NAME
Mail::SpamAssassin::Message - decode, render, and hold an RFC-2822 message
DESCRIPTION
This module encapsulates an email message and allows access to the various MIME message parts and message metadata.
The message structure, after initiating a parse() cycle, looks like this:
Message object, also top-level node in Message::Node tree
|
+---> Message::Node for other parts in MIME structure
| |---> [ more Message::Node parts ... ]
| [ others ... ]
|
+---> Message::Metadata object to hold metadata
PUBLIC METHODS
- new()
-
Creates a Mail::SpamAssassin::Message object. Takes a hash reference as a parameter. The used hash key/value pairs are as follows:
message
is either undef (which will use STDIN), a scalar of the entire message, an array reference of the message with 1 line per array element, or a file glob which holds the entire contents of the message.Note: The message is expected to generally be in RFC 2822 format, optionally including an mbox message separator line (the "From " line) as the first line.
parse_now
specifies whether or not to create the MIME tree at object-creation time or later as necessary.The parse_now option, by default, is set to false (0).
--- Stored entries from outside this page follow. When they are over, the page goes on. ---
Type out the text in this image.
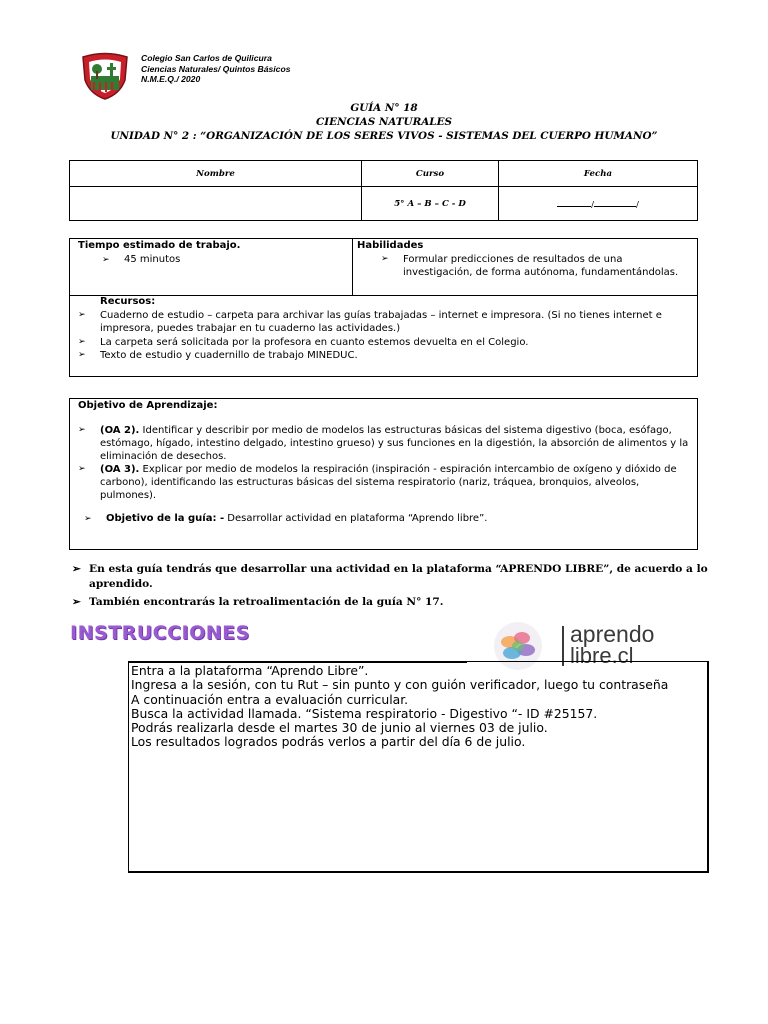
Colegio San Carlos de Quilicura
Ciencias Naturales/ Quintos Básicos
N.M.E.Q./ 2020
GUÍA N° 18
CIENCIAS NATURALES
UNIDAD N° 2 : “ORGANIZACIÓN DE LOS SERES VIVOS - SISTEMAS DEL CUERPO HUMANO”
Nombre	Curso	Fecha
	5° A – B – C - D	/ /
Tiempo estimado de trabajo.
➢ 45 minutos
Habilidades
➢	Formular predicciones de resultados de una investigación, de forma autónoma, fundamentándolas.
Recursos:
➢	Cuaderno de estudio – carpeta para archivar las guías trabajadas – internet e impresora. (Si no tienes internet e impresora, puedes trabajar en tu cuaderno las actividades.)
➢	La carpeta será solicitada por la profesora en cuanto estemos devuelta en el Colegio.
➢	Texto de estudio y cuadernillo de trabajo MINEDUC.
Objetivo de Aprendizaje:
➢	(OA 2). Identificar y describir por medio de modelos las estructuras básicas del sistema digestivo (boca, esófago, estómago, hígado, intestino delgado, intestino grueso) y sus funciones en la digestión, la absorción de alimentos y la eliminación de desechos.
➢	(OA 3). Explicar por medio de modelos la respiración (inspiración - espiración intercambio de oxígeno y dióxido de carbono), identificando las estructuras básicas del sistema respiratorio (nariz, tráquea, bronquios, alveolos, pulmones).
➢ Objetivo de la guía: - Desarrollar actividad en plataforma “Aprendo libre”.
➢ En esta guía tendrás que desarrollar una actividad en la plataforma “APRENDO LIBRE”, de acuerdo a lo aprendido.
➢ También encontrarás la retroalimentación de la guía N° 17.
INSTRUCCIONES	aprendo
libre.cl
Entra a la plataforma “Aprendo Libre”.
Ingresa a la sesión, con tu Rut – sin punto y con guión verificador, luego tu contraseña
A continuación entra a evaluación curricular.
Busca la actividad llamada. “Sistema respiratorio - Digestivo “- ID #25157.
Podrás realizarla desde el martes 30 de junio al viernes 03 de julio.
Los resultados logrados podrás verlos a partir del día 6 de julio.
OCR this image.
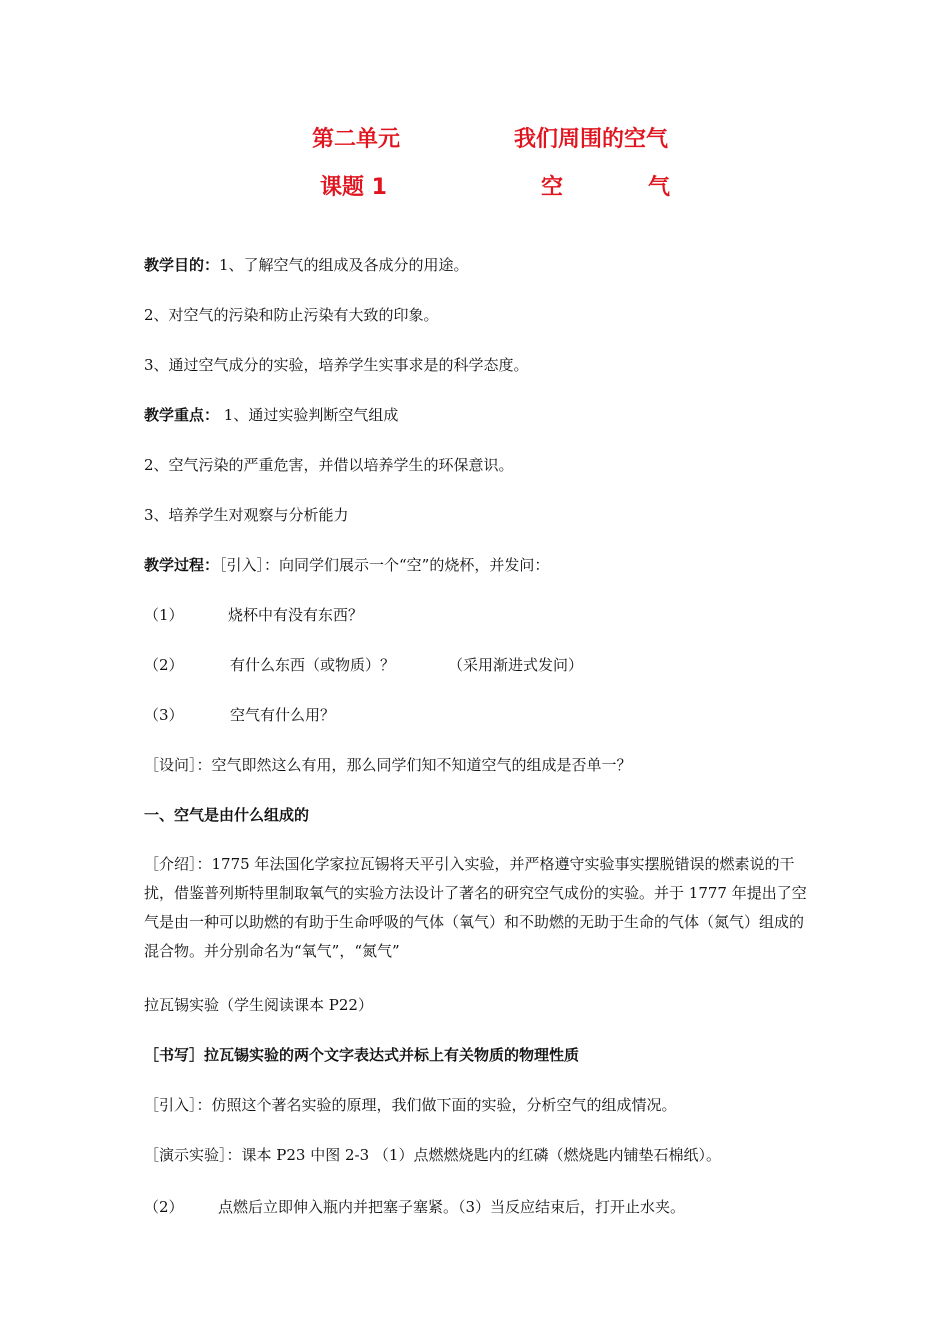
第二单元	我们周围的空气
课题 1	空	气
教学目的：1、了解空气的组成及各成分的用途。
2、对空气的污染和防止污染有大致的印象。
3、通过空气成分的实验，培养学生实事求是的科学态度。
教学重点： 1、通过实验判断空气组成
2、空气污染的严重危害，并借以培养学生的环保意识。
3、培养学生对观察与分析能力
教学过程：［引入］：向同学们展示一个“空”的烧杯，并发问：
（1）	烧杯中有没有东西？
（2）	有什么东西（或物质）？	（采用渐进式发问）
（3）	空气有什么用？
［设问］：空气即然这么有用，那么同学们知不知道空气的组成是否单一？
一、空气是由什么组成的
［介绍］：1775 年法国化学家拉瓦锡将天平引入实验，并严格遵守实验事实摆脱错误的燃素说的干扰，借鉴普列斯特里制取氧气的实验方法设计了著名的研究空气成份的实验。并于 1777 年提出了空气是由一种可以助燃的有助于生命呼吸的气体（氧气）和不助燃的无助于生命的气体（氮气）组成的混合物。并分别命名为“氧气”，“氮气”
拉瓦锡实验（学生阅读课本 P22）
［书写］拉瓦锡实验的两个文字表达式并标上有关物质的物理性质
［引入］：仿照这个著名实验的原理，我们做下面的实验，分析空气的组成情况。
［演示实验］：课本 P23 中图 2-3 （1）点燃燃烧匙内的红磷（燃烧匙内铺垫石棉纸）。
（2） 点燃后立即伸入瓶内并把塞子塞紧。（3）当反应结束后，打开止水夹。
This allows SpamAssassin to not have to generate the tree of Mail::SpamAssassin::Message::Node objects and their related data if the tree is not going to be used. This is handy, for instance, when running
spamassassin -d
, which only needs the pristine header and body which is always handled when the object is created.subparse
specifies how many MIME recursion levels should be parsed. Defaults to 20. - _do_parse()
-
Non-Public function which will initiate a MIME part parse (generates a tree) of the current message. Typically called by find_parts() as necessary.
- find_parts()
-
Used to search the tree for specific MIME parts. See Mail::SpamAssassin::Message::Node for more details.
- get_pristine_header()
-
Returns pristine headers of the message. If no specific header name is given as a parameter (case-insensitive), then all headers will be returned as a scalar, including the blank line at the end of the headers.
If called in an array context, an array will be returned with each specific header in a different element. In a scalar context, the last specific header is returned.
ie: If 'Subject' is specified as the header, and there are 2 Subject headers in a message, the last/bottom one in the message is returned in scalar context or both are returned in array context.
Note: the returned header will include the ending newline and any embedded whitespace folding.
- get_mbox_separator()
-
Returns the mbox separator found in the message, or undef if there wasn't one.
- get_body()
-
Returns an array of the pristine message body, one line per array element.
- get_pristine()
-
Returns a scalar of the entire pristine message.
- get_pristine_body()
-
Returns a scalar of the pristine message body.
- extract_message_metadata($main)
- $str = get_metadata($hdr)
- put_metadata($hdr, $text)
- delete_metadata($hdr)
- $str = get_all_metadata()
- finish_metadata()
-
Destroys the metadata for this message. Once a message has been scanned fully, the metadata is no longer required. Destroying this will free up some memory.
- finish()
-
Clean up an object so that it can be destroyed.
- receive_date()
-
Return a time_t value with the received date of the current message, or current time if received time couldn't be determined.
PARSING METHODS, NON-PUBLIC
These methods take a RFC2822-esque formatted message and create a tree with all of the MIME body parts included. Those parts will be decoded as necessary, and text/html parts will be rendered into a standard text format, suitable for use in SpamAssassin.
- parse_body()
-
parse_body() passes the body part that was passed in onto the correct part parser, either _parse_multipart() for multipart/* parts, or _parse_normal() for everything else. Multipart sections become the root of sub-trees, while everything else becomes a leaf in the tree.
For multipart messages, the first call to parse_body() doesn't create a new sub-tree and just uses the parent node to contain children. All other calls to parse_body() will cause a new sub-tree root to be created and children will exist underneath that root. (this is just so the tree doesn't have a root node which points at the actual root node ...)
- _parse_multipart()
-
Generate a root node, and for each child part call parse_body() to generate the tree.
- _parse_normal()
-
Generate a leaf node and add it to the parent.